Une voix connue se fit entendre, et Neptune apparut.
Le chef de la Famille Neptune, aventurier alliant force et renommée.
Derrière lui, Ran et Ril, les deux filles. La dernière fois, le chant des deux avait boosté Neptune.
Autant dire qu'ils sont venus pour de bon.
S'ils étaient arrivés un peu plus tard, le Cerbère aurait peut-être été achevé par lui.
« Puisque t'es là, j'avais pas besoin de me presser. Au fait, tu comptes le tenir comme ça jusqu'à quand ? »
« Euh ? Ah… ouais… Comment dire… Que faire… »
« Au lieu de ça, serre-moi moi, c'est plus confortable et plus marrant. »
« T'es définitivement homo !!! »
Je lançais un tsukkomi retentissant, et Neptune rit franchement « ahaha ».
« Pas du tout. J'aime bien les filles, moi. Hein, Ran, Ril ? »
Neptune chercha l'approbation de ses deux partenaires.
« Mais au fait, qu'est-ce qui s'est passé ? C'est un Égaré, achève-le vite. Sinon les spectateurs ne seront pas satisfaits. »
« … Je ne le tuerai pas. »
« Pourquoi ? »
« … »
« Tu réponds pas ? Alors c'est que tu vas l'apprivoiser. »
« On peut l'apprivoiser ? »
Neptune le dit comme si c'était une évidence, et je fus surpris.
« C'est un Égaré, quand même. »
« Si on peut l'apprivoiser, oui. D'ailleurs, y a pas de règle qui dit qu'un Égaré doit absolument être exterminé. Toi qui as participé à plusieurs nouvelles fonctions des chariots magiques, tu devrais le savoir. »
C'est vrai.
La fonction calcul et la fonction transfert des chariots magiques utilisent les monstres rocheux d'Arsenic.
Ils n'attaquent jamais, donc même devenus Égarés, ces rochers inoffensifs sont utilisés normalement.
On extermine les Égarés parce qu'ils sont dangereux quand ils se déchaînent.

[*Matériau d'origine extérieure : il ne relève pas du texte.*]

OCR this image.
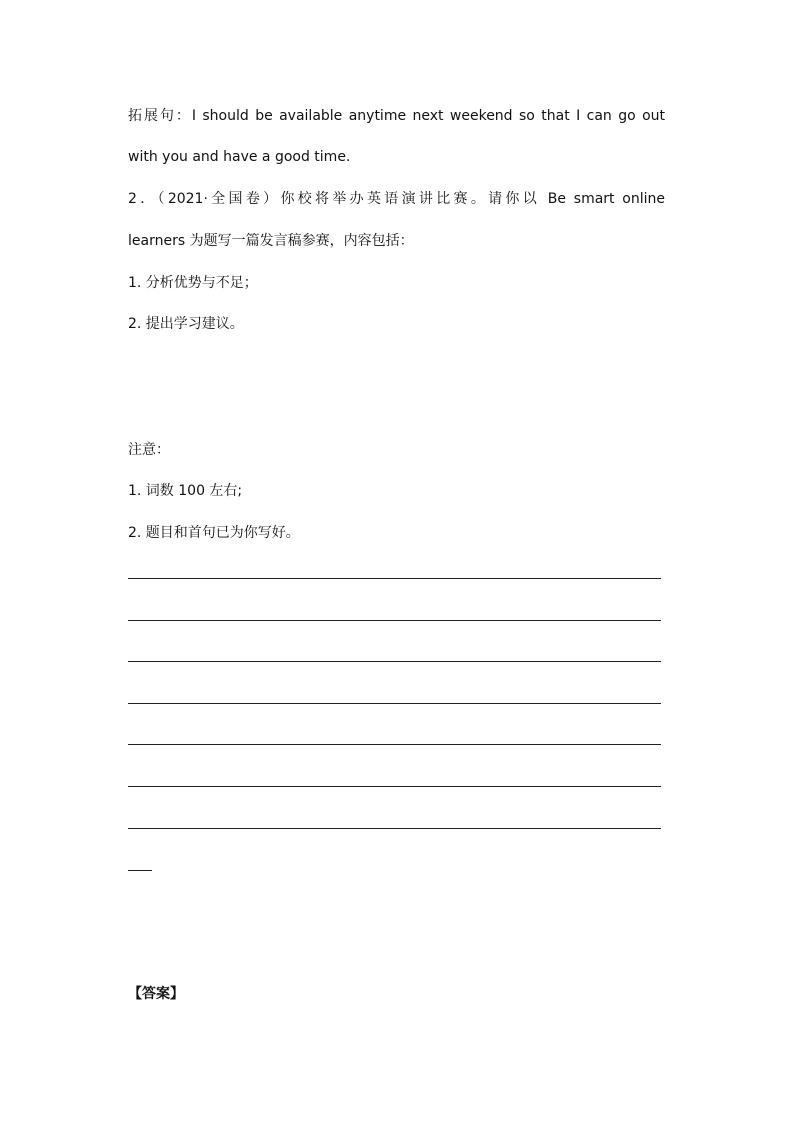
拓展句：I should be available anytime next weekend so that I can go out
with you and have a good time.
2．（2021·全国卷）你校将举办英语演讲比赛。请你以 Be smart online
learners 为题写一篇发言稿参赛，内容包括：
1. 分析优势与不足；
2. 提出学习建议。
注意：
1. 词数 100 左右;
2. 题目和首句已为你写好。
【答案】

« Si on peut prouver qu'il n'y a pas de danger. Ou plutôt, si on peut prouver qu'on peut le contrôler même s'il est dangereux. »
Neptune releva un coin de sa bouche en ricanant.
« Personne ne va chasser un Égaré qui ne droppe rien, exprès. »
C'est une évidence, mais j'eus l'impression de me prendre une révélation.